Tuesday, November 19, 2013

The Wreath Project

While Johnny was up north hanging out with Ian for a week, I was home making wreaths.  Here's hoping I'm better at this next year. Of course, Jim, from whom we've bought wreaths for Christmas gifts for most of the 25 years he has been making them, may not have a statice flower crop failure two years in a row and could be back to making lots of wreaths next year. But now that I've sort of learned what I'm doing, I may want to do it every year. Or not. There have been setbacks.

All the flowers from our garden that I dried this summer are not going into my wreaths. They look like, well, dead flowers. But the greens are all from our farm and look fine. I just wish I had more than one Noble Fir. Besides Noble Fir, I am using Douglas Fir, Giant Sequoia, Modoc Cypress and a pine that is not Japanese Black Pine but I thought it was. The cones are Sitka Spruce from an area on the coast where I survey Black Oystercatchers. Since I have no flowers or holly to complement the greenery, I am incorporating rose hips from neighbor Irv's wild roses. He has a variety that I don't have... bright red and huge.
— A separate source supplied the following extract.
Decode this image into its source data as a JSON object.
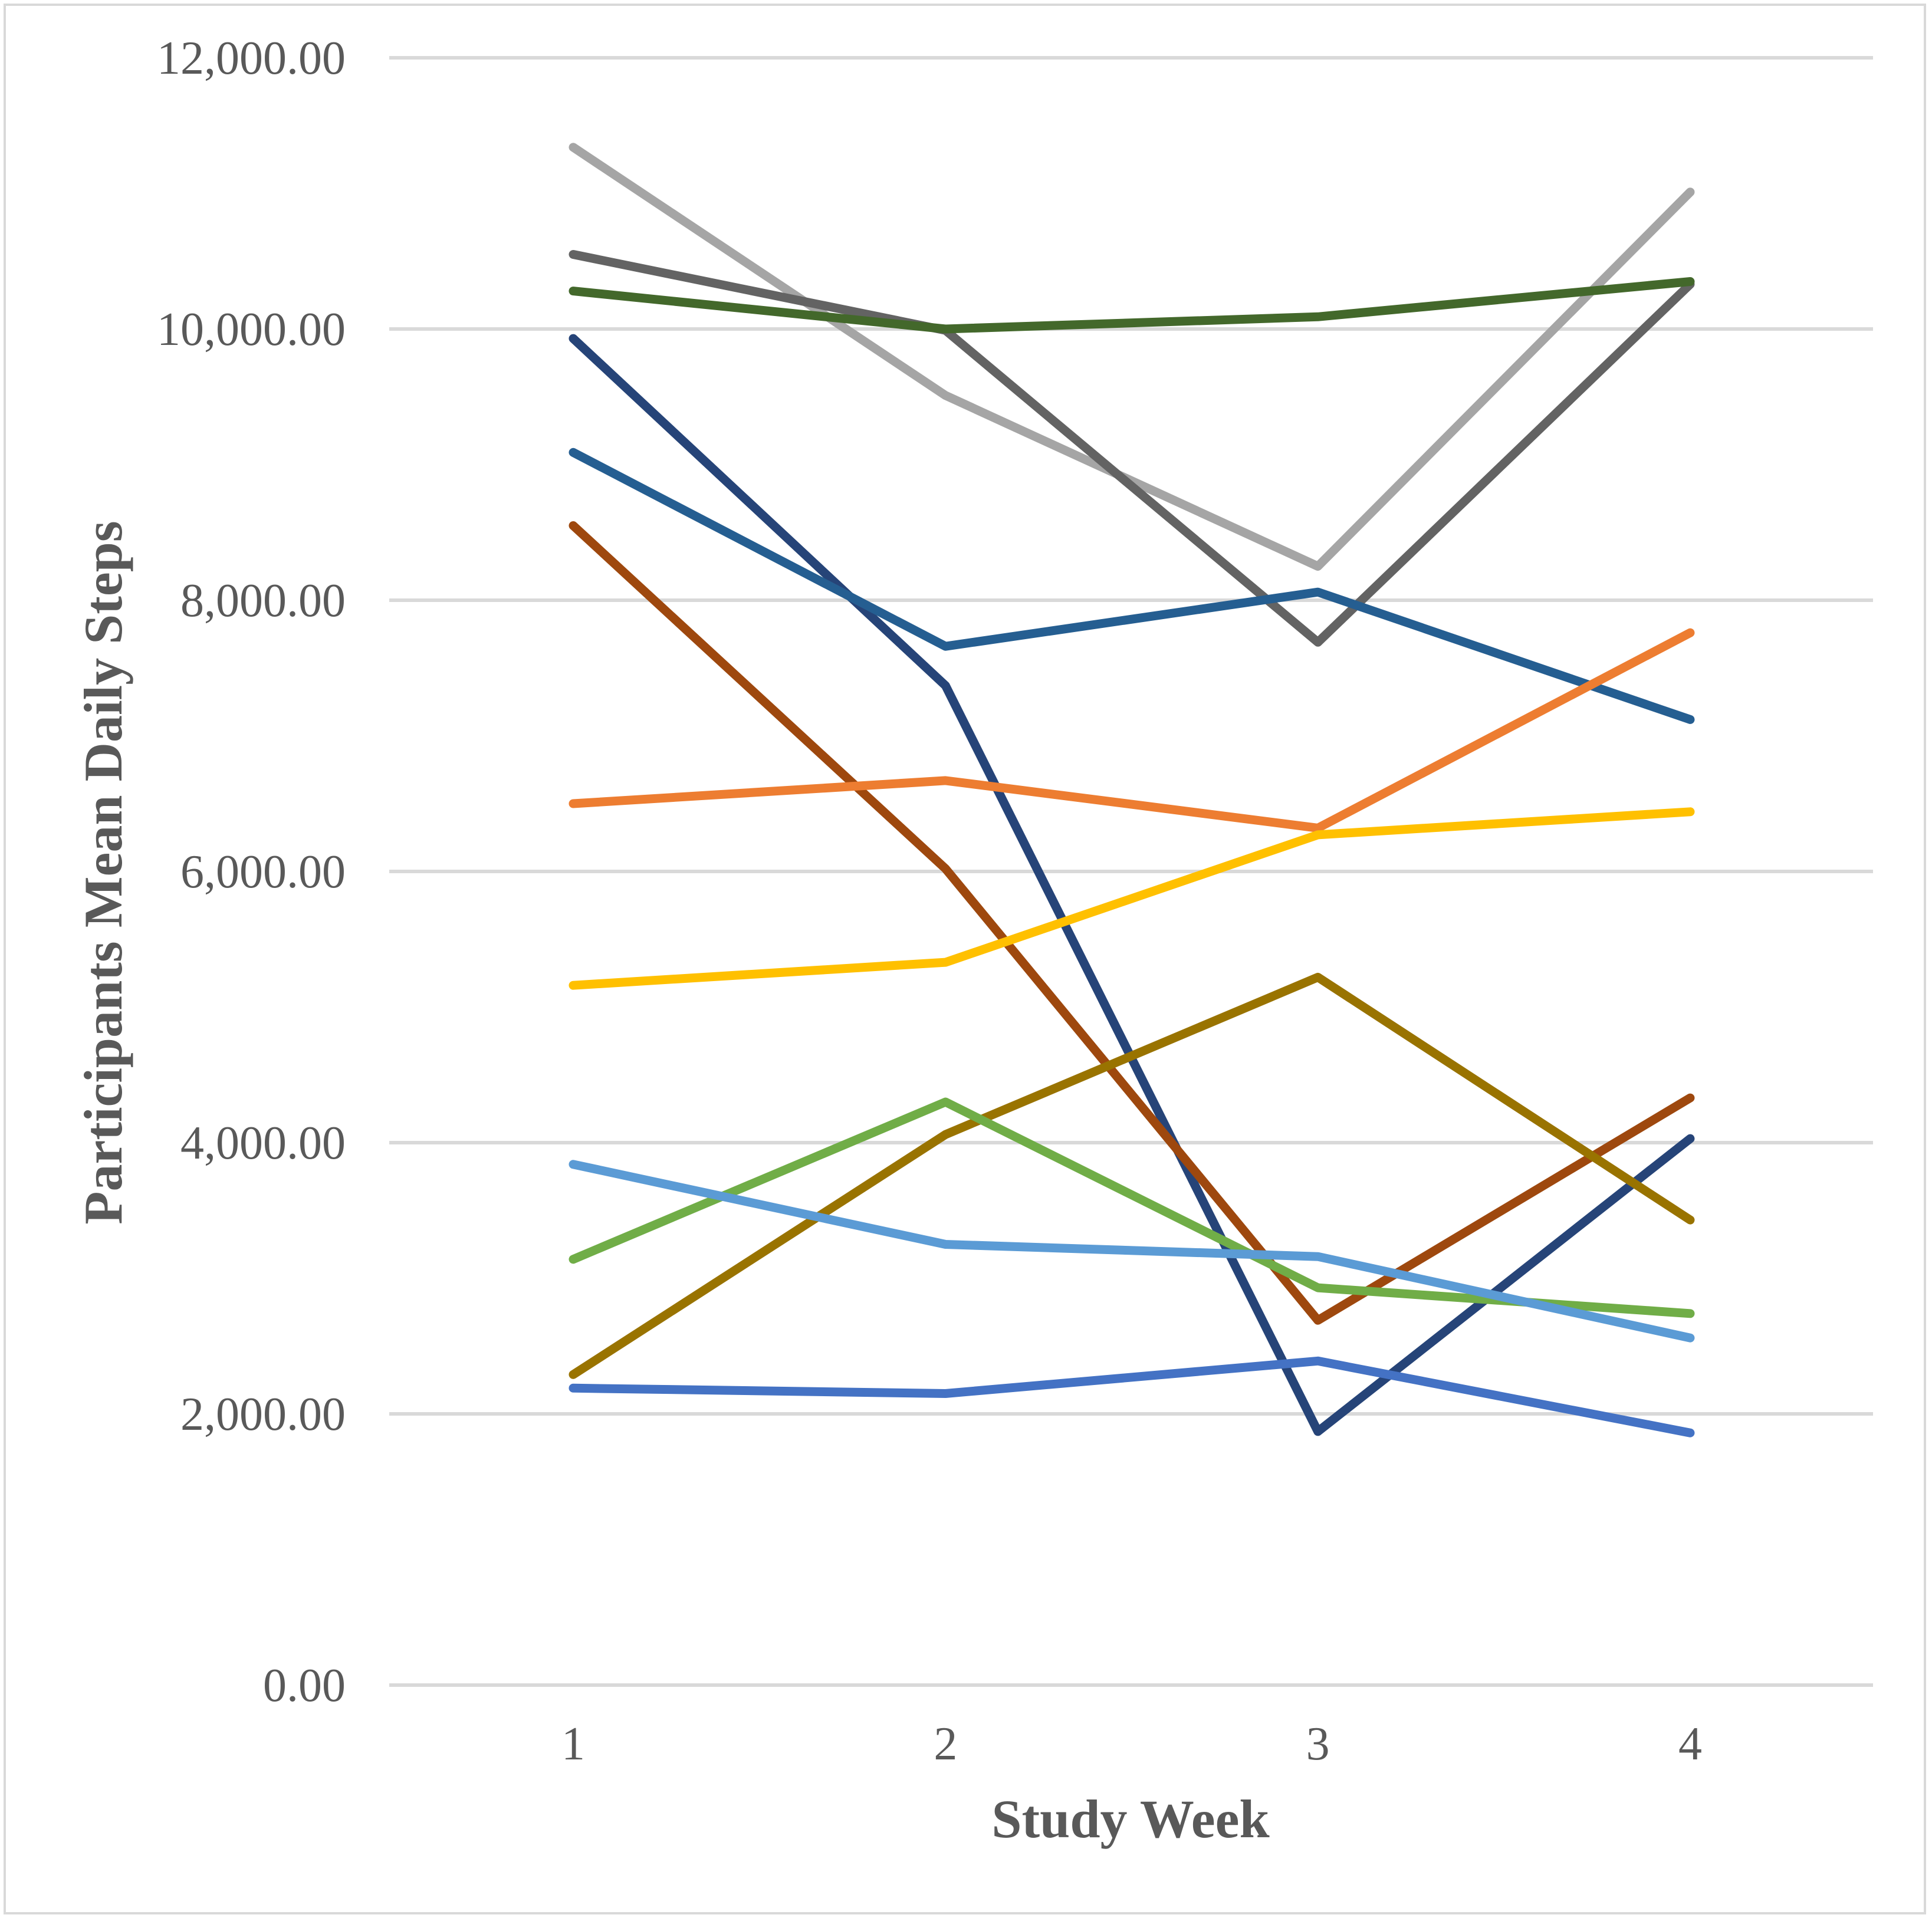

But, alas, the hips started to go soft after I had them in wreaths so I had to pull some out. I planted those in the arboretum in hopes of getting them started here. My wild roses have little, rotting hips. I researched on the Web and learned that I could preserve rose hips for wreaths by coating them with clear furniture wax. I rummaged through the cupboard and found some... from who knows how long ago. (I can't remember the last time I waxed a floor.) Since the rose hips were already in wreaths, I could not dip them as recommended. I painted them instead. Here's hoping it works.

My workshop is my dad's stock trailer that he gave me years ago. Johnny created a work table and shelves and a way to hang the wreaths from the side. It's a wonderful place to work.

Each type of green had to be cut from its branch in lengths and sizes appropriate for a wreath. That was done outside the workshop, then I brought the boxes with each type of green inside.
My non-conventional method of adding rose hips is to use an entire branch and wind it around the wreath ring, then add greens on top. At least, that's how I started. After awhile I started with a layer of sequoia, then the rose hips, then the rest.
This was before I wired cones into the wreaths.
The production line after twenty wreaths were done... and redone... and redone...
Johnny modeling a finished wreath. At least, finished for this day. I can't seem to stop messing with them.
I read that with a wreath ring clamping machine, a person can make 80 wreaths in a day. My wreath rings are lightweight affairs with easily bendable closures needing no machine. I average an hour per wreath and have made no more than four in one day. As much as I like working in the stock trailer, my patience wears out quickly, as does my body.

Family and friends who get Jim's wreaths from us each year will be a little surprised at the difference this year. My wreaths are, um, unique. I just hope those rose hips don't rot before January.